Shortage of skilled staff ranks as biggest growth obstacle for SMEs

With 50 per cent of small businesses with over five employees planning to grow their headcount over the next two years, finding skilled staff tops the list of challenges business owners face, up from third place in 2015, according to a new report by Albion Ventures, one of the largest independent venture capital investors in the UK.

The skills shortage is most acute among London-based small firms followed by those in the South East and the North West. On a sector basis SMEs in the manufacturing industry reported the highest level of concern about finding skilled staff, followed by those in the technology and telecoms sector and construction businesses in third place.

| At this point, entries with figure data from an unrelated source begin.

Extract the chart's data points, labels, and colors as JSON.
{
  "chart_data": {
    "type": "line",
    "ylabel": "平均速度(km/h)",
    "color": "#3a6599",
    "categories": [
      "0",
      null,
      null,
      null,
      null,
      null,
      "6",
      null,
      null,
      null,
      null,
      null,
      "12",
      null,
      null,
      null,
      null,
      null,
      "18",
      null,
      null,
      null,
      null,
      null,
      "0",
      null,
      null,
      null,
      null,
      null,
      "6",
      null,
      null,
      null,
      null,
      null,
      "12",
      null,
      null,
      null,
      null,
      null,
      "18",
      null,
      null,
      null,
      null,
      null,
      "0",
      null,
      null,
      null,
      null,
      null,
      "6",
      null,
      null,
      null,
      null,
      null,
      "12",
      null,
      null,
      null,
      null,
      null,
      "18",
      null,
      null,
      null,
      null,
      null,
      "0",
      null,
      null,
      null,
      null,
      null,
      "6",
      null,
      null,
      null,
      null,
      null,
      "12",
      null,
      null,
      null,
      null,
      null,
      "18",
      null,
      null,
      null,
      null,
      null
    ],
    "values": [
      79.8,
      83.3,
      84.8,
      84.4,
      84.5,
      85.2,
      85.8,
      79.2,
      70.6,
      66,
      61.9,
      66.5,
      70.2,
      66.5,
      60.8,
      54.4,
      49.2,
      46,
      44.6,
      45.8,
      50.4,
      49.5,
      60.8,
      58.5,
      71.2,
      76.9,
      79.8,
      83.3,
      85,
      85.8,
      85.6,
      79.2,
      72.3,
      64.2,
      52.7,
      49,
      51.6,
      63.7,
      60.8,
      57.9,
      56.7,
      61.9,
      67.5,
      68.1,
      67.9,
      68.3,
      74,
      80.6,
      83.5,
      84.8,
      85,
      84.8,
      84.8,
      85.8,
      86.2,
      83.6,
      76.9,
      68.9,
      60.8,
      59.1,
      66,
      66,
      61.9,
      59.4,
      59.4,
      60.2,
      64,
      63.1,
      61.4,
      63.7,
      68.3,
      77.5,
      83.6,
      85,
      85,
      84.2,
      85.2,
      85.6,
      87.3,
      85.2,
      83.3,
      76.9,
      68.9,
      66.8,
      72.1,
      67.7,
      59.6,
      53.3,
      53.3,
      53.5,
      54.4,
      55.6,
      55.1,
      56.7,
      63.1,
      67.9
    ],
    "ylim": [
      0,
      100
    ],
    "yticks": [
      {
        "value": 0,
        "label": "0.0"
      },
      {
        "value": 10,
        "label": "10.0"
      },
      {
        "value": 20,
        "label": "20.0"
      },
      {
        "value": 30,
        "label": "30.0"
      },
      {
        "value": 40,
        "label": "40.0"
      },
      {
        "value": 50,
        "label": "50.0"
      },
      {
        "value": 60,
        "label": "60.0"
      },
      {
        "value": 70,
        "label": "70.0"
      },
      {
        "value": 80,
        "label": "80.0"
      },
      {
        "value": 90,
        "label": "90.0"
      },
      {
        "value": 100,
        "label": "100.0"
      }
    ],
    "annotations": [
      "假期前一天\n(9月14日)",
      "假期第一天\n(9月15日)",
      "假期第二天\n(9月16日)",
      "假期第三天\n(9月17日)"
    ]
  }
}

Conversely, finding unskilled staff has fallen to 15th place in the list of SME challenges.

This is the first time that SMEs have identified a shortage of skilled staff as the biggest obstacle to growth, ahead of red tape and regulation ranked in second and third places in 2016. Political uncertainty and leaving the EU were ranked in fourth and sixth place respectively suggesting that small business owners are most concerned with tangible obstacles to growth rather than those over which they have less control.

According to the fourth Albion Growth Report, which is based on interviews with 1,000 SMEs and sheds light on the factors that create and impede growth in post-Brexit Britain, the biggest skills gap reported by over a quarter of SMEs is marketing, followed by new technology (21 per cent) and business planning (17 per cent). The smallest skills gap is in Financial Management with only nine per cent of small business owners reporting problems.

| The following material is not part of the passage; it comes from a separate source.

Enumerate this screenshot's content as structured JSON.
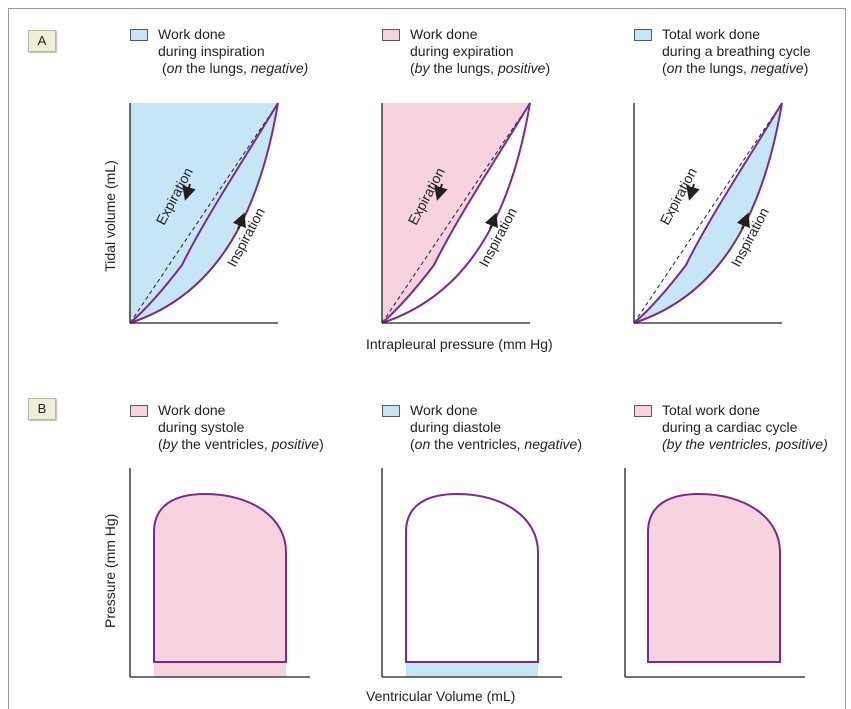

Patrick Reeve, managing partner at Albion Ventures, commented: “A shortage of skilled staff shows that the growth pressures on the economy are at the most sophisticated end of the scale, which is precisely where we can expect to generate the biggest returns. The economy is coming under capacity constraints at a time of considerable political uncertainty.

“Policymakers charged with deciding our post-Brexit future must recognise that many of the skills that enable us to compete in a fast-changing and increasingly competitive world are in short supply and our best chance of overcoming this challenge is by building on the UK’s first class reputation as a home for global talent.”